On Sun, Dec 23, 2018 at 7:51 PM Brent Meeker <meeke...@verizon.net> wrote:

>
>
> On 12/23/2018 4:04 AM, Jason Resch wrote:
>
>
>
> On Sunday, December 23, 2018, Brent Meeker <meeke...@verizon.net> wrote:
>
>>
>>
>> On 12/22/2018 4:29 PM, Jason Resch wrote:
>>
>>
>>
>> On Fri, Dec 21, 2018 at 10:01 PM Brent Meeker <meeke...@verizon.net>
>> wrote:
>>
>>>
>>>
>>> On 12/21/2018 5:43 PM, Jason Resch wrote:
>>>
>>>
>>>
>>> On Fri, Dec 21, 2018 at 12:46 PM Brent Meeker <meeke...@verizon.net>
>>> wrote:
>>>
>>>>
>>>>
>>>> On 12/20/2018 9:09 PM, Jason Resch wrote:
>>>> > I am not advocating any global reference frame, just mentioning that
>>>> > for a particular observe, they can define a present that works for
>>>> > them (in their own reference frame). From their point of view they
>>>> can
>>>> > consider themselves at rest (whether they are or are not).
>>>>
>>>> They can define it in words, but can they define it physically.
>>>>
>>>>
>>> What is wrong with using the 3-d hyperspace perpendicular to their
>>> direction through spacetime?
>>>
>>>
>>> That's words.  How shall they determine whether event X in distant
>>> galaxy Y is simultaneous with their clock reading Z?  Is their "direction
>>> through spacetime" constant over billions of years?
>>>
>>
>> If the event occurred N-light years away, and light from that event
>> arrives in N-years, then it can be considered simultaneous with the
>> observer.
>>
>>
>> You mean it could have been considered simultaneous if the observer had
>> known it at the time and the observer had not changed motion in the
>> intervening years.
>>
>>
>> If their direction through spacetime changes, they must change their
>> interpretation of what constitutes the present.
>>
>>
>> So as I get up and walk to the garage, whole galaxies of events switch
>> from my past to my future.
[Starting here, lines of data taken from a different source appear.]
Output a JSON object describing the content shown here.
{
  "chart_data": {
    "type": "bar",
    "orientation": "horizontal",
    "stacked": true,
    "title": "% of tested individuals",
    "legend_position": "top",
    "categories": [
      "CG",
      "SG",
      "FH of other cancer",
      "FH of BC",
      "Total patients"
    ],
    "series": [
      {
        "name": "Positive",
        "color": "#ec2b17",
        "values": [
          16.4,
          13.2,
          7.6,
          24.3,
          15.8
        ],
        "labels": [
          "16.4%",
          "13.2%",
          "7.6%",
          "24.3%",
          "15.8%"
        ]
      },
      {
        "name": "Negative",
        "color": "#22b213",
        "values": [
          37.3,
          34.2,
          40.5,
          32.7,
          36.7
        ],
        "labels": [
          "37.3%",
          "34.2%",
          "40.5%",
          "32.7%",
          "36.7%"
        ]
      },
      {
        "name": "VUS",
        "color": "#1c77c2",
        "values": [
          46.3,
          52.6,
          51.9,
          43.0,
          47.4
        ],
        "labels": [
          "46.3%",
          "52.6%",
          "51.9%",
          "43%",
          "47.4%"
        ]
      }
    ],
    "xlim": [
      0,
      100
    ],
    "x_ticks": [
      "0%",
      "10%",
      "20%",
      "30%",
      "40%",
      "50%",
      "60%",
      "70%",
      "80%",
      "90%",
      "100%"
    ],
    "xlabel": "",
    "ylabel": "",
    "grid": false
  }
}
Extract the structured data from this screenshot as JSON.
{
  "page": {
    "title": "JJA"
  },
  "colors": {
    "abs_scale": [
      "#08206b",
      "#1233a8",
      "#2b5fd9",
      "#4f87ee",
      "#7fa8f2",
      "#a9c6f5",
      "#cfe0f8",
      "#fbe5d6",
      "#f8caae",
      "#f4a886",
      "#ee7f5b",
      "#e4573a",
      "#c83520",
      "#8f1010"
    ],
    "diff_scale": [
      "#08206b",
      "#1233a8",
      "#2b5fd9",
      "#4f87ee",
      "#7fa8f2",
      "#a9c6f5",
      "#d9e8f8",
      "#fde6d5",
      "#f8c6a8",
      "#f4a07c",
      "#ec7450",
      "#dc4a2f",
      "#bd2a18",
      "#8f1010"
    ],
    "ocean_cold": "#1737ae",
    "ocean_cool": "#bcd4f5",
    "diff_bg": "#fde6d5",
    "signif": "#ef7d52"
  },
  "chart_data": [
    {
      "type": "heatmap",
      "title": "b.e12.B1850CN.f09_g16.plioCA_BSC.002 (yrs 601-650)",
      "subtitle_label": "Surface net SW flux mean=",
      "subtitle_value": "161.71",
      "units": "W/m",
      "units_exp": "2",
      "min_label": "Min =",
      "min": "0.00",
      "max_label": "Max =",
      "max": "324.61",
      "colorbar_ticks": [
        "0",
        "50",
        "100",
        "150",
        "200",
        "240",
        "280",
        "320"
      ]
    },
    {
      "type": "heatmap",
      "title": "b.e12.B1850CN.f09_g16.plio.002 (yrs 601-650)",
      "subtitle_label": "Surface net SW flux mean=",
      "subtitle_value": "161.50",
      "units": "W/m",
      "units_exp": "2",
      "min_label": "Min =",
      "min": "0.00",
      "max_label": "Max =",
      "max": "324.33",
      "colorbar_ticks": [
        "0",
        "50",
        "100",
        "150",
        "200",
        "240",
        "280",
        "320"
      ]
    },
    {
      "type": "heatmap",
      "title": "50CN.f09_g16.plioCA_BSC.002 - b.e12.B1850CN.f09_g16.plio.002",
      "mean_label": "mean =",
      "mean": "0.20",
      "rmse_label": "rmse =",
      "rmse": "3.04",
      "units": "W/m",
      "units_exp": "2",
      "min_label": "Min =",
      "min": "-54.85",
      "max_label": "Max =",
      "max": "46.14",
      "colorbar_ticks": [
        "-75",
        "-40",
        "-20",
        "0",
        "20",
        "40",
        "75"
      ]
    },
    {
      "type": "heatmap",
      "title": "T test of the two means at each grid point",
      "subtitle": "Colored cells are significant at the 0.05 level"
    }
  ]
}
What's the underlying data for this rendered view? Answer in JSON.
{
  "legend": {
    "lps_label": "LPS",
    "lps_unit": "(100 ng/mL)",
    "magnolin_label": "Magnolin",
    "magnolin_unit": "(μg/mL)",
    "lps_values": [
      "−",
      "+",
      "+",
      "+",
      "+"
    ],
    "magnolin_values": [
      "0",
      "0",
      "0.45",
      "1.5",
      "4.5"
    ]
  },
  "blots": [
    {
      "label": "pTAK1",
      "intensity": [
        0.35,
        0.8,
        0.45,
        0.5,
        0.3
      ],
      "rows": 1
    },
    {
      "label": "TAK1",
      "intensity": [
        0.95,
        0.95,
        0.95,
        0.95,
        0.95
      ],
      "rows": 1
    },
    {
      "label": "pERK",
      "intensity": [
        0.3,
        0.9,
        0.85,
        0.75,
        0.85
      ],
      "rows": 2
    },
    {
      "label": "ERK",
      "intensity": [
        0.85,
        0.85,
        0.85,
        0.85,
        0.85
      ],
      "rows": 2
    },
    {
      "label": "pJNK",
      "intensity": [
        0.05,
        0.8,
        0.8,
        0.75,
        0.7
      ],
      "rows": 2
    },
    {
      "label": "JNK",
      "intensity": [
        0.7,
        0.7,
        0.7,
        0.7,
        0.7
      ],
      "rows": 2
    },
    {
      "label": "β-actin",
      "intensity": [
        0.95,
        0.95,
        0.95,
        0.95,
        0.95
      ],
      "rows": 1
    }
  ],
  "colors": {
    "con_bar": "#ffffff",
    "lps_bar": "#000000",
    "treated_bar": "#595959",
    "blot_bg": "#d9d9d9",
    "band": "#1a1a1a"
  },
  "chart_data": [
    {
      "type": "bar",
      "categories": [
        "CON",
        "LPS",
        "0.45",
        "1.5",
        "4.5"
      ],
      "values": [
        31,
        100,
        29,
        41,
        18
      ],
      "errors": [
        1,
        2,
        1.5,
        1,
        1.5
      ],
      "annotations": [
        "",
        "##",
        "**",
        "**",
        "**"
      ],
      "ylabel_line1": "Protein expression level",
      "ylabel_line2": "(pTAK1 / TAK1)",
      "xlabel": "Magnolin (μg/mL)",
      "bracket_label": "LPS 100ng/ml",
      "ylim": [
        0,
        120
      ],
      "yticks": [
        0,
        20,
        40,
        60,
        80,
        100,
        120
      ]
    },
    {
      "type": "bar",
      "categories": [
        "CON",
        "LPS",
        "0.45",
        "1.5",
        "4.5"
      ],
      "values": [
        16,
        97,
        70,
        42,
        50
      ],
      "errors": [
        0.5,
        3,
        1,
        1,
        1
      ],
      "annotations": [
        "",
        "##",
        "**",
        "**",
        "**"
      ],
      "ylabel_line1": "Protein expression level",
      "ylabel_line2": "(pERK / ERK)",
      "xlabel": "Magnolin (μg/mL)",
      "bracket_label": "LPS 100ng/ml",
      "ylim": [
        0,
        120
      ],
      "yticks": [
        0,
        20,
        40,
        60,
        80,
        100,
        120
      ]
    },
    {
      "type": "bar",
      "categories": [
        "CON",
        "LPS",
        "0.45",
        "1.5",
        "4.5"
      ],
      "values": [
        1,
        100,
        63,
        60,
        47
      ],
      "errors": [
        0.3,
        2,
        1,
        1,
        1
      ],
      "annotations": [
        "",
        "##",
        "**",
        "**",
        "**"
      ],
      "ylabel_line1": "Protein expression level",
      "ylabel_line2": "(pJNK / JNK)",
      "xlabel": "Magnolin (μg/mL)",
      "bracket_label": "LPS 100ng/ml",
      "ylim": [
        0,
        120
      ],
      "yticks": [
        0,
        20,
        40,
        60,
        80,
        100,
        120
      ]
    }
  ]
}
What is the physical significance of this?
>>
>>
>> Brent
>>
>
>
> Nothing, beyond showing we exist in a 4d spacetime with no objective
> present (a block time).
>
>
> That's what I thought you wanted to conclude.  But it doesn't follow.  The
> specious present is just a mathematical construct and has no physical
> significance.  It says no more than that one can make a 4D map.
>

So do you believe that presentism is compatible under relativity?  If one
puts two synchronized clocks (one at the front, and one at the read) of a
rocket, and then the rocket accelerates, the rocket attains a tilted
direction in space time, and while the rocket remains at a positive
velocity, the rear-ward clock will be "ahead in time" of the forward
clock.  The rocket is reaching through the dimension of time which explains
the discrepancy of the clocks.  When the rocket comes to rest, the rocket
will have "0" reach through the proper time dimension, and the clocks will
again appear synchronized.  If something can have an extent through the
proper time dimension, how can this be compatible with presentism?